FRO logo

friends of russian orphans
A nonprofit organization for the support of Russian orphans

 
 
 

Local advisory council

Project description

In Yaroslavl, Friends of Russian Orphans is represented by our legal Russian counterpart, "YARBOO Friends of Russian Orphans." Originally established to provide a safe conduit through which FRO-USA could distribute funds to good causes, YARBOO has expanded its scope to become a vital advisory and decisionmaking asset in the conduct of FRO's activities.

The YARBOO Advisory Council in YaroslavlThe long-term vision for YARBOO is to expand the group and allow it to become an organization independent of FRO-USA sometime in the future. To make this vision become reality, an active and responsible Board of Directors will need to oversee the organization's activities. We have established the YARBOO Advisory Council as a prototype of the future Board of Directors that will govern the all-Russian YARBOO.

This group currently consists of approximately 10 local orphanage directors, business people and academic leaders -- and even a young small-business entrepreneur who is a "graduate" of a Yaroslavl orphanage. (Click here to read more about the Council members.)

Rationale

In the view of Friends of Russian Orphans, local involvement in the orphans' cause is essential for the long-term success of programs in which Russian orphans benefit. We at FRO believe that our deepest impact may someday be measured by how much we've empowered the local Yaroslavl population to take up the cause of their orphans. From our inception, we have strived to not just include Yaroslavl citizens in our programs, but also to insist on a proactive partnership in which they make decisions in FRO's name based upon their own experience and judgment.

Helping foster local ownership of the orphan situation is not something we expect will come easily; the existing orphanage system in Russia was inspired and is still sustained by the Soviet philosophy that suggests the state will provide for all. Our hope is that the Advisory Council's active and very public involvement on behalf of the orphans will help Yaroslavl residents begin to see the moral and ethical necessity of individual care over collective organization.

Lastly, FRO-USA realizes that its role in Yaroslavl will always be that of a foreign charity; while helpful in providing funds and guidance, our continual presence will not help the Yaroslavl people take full control over the destiny of its orphans.
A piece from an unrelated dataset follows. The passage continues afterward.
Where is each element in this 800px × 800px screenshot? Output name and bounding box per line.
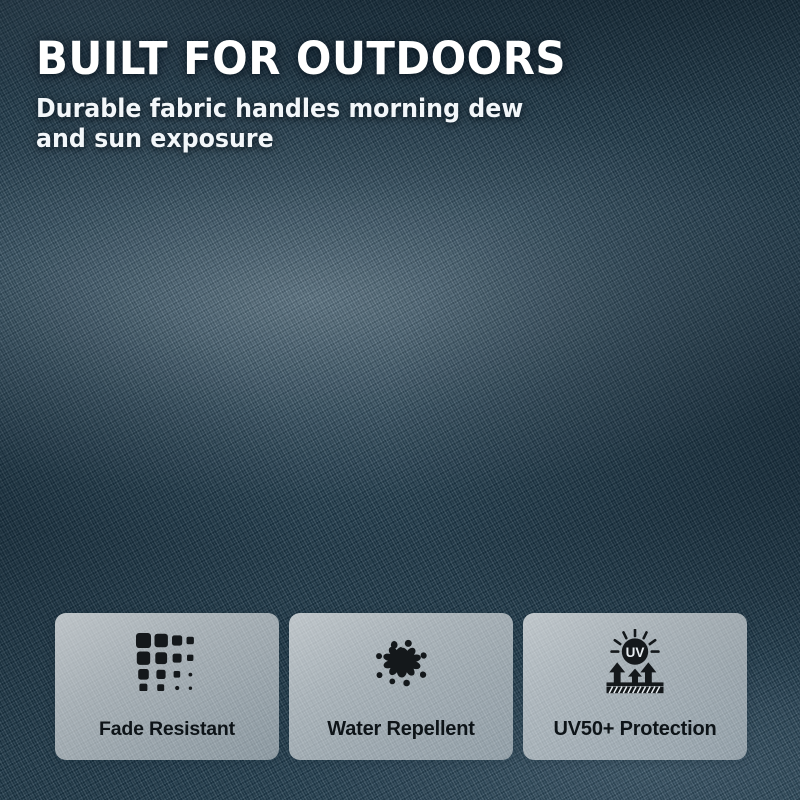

By establishing and supporting the eventual independence of the Advisory Council, we hope to contribute to a trend in which foreign charities, in the words of Andrei Kortunov of the Eurasia Foundation, "[encourage] nascent local corporate charities to establish themselves in the field and to develop proper technical skills and institutional capacity."

Project cost

In 2003, Friends of Russian Orphans supplied the Advisory Council with a small amount of funds ($5,000) so they could respond to immediate and inexpensive needs such as emergency prescriptions and art supplies, as well as to cover a shortfall in schoolbooks. Members of the group made formal proposals for the use of these funds, and the entire group then voted on the proposals. At the conclusion of the voting process, the Advisory Council delivered their recommendations to YARBOO Vice President Svetlana Bayumova, who made the suggested purchases. This process was so successful in helping the children that FRO will continue funding the Advisory Council in this manner on an annual basis. (In 2004, FRO allocated $7,000 to the Advisory Council.)

Project status

The Advisory Council was established in mid-2003, and it has met regularly ever since to discuss issues relating to FRO's projects and to organize FRO-sponsored activities for the city's orphans. These meetings have resulted in one of the happiest side effects of the YARBOO Advisory Council: there has been a clear reduction in competition among the city's orphanages. Prior to the establishment of the Advisory Council, the five orphanages were often at odds in their scramble for government funds and aid from Friends of Russian Orphans. In the new environment of cooperation fostered by the we're-all-in-this-together spirit of the Advisory Council, however, the individual homes are working together to help all the orphaned children of the city equally.

Specific accomplishments in the Advisory Council's existence include:

  • Adopting democratic, transparent protocols and business practices, including parliamentary procedure, decision by majority vote and taking of accurate minutes;
  • Lobbying successfully with the Department of Housing to protect orphanage graduates' rights to proper housing;
  • Raising local funds and soliciting volunteers to examine orphans' eyesight and to purchase corrective lenses for all those in need;
  • Negotiating with the Department of Professional Vocational Education to provide dormitory accommodations and supervision for orphans to study at certain vocational schools distant from their orphanage homes;
  • Increasing public awareness of the value and needs of Yaroslavl orphans and the work and activities of FRO through billboards, newspaper articles and radio and television interviews and feature broadcasts;
  • Producing and sponsoring a two-week all-orphanage Arts Festival in a central museum, in which more than 300 children exhibited their art and performed for more than 1,000 visitors;
  • Initiating a one-year pilot program (now a formal program sponsored by FRO) to counsel and support recently graduated orphans.